Carbon market and credits concept

The carbon market helps tackle the issue of carbon dioxide emissions via the self regulating nature of market forces and conventional economics.

 

Imagine a system where a tonne of carbon has a certain value. The exact value will be determined by the laws of supply and demand using the following logic:

 

By forcing entities to be carbon neutral, a carbon market can be created with carbon emitters (the polluters) forced to offset / mitigate their output in one of the following ways:

 

  1. Pay a fine or tax to government or regulatory body who then invests the money into climate research and alternative / renewable approaches to industry.
  2. Purchase carbon credits from organisations / industries that have a positive carbon balance such as sequestration projects, tree planting etc.
  3. Fix internal processes and thus reduce or cut emissions completely (preferred outcome)

 

At first there will be a shortage of carbon credits on the market resulting in a high price with fines or taxes the more economic alternative.

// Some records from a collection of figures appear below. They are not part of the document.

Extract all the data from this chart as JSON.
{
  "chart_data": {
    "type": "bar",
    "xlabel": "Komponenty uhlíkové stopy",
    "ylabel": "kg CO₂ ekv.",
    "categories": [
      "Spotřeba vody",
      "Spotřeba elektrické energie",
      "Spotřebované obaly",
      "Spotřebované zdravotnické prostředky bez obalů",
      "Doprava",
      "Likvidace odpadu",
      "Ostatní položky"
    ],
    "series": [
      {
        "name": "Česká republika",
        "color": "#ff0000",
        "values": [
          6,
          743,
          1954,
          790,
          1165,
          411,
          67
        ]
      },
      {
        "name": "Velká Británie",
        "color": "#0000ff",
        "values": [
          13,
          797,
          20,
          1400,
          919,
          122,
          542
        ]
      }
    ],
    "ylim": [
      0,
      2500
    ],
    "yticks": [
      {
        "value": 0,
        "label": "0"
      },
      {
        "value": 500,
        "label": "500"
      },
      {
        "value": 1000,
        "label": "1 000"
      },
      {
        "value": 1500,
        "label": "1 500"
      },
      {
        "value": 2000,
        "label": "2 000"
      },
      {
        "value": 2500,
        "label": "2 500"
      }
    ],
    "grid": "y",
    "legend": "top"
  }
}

As carbon capture technologies develop and more people realise the potential to capitalise on environmentally positive activities, the availability of carbon credits will begin to increase, causing lower prices. As business is about making money, the current economic policy dictates that consumers (businesses and individuals) tend to favour the least expensive option.

 

With the trading of carbon using positive / negative balances it is possible to force businesses to measure and evaluate their environmental impact (at least in CO2 terms).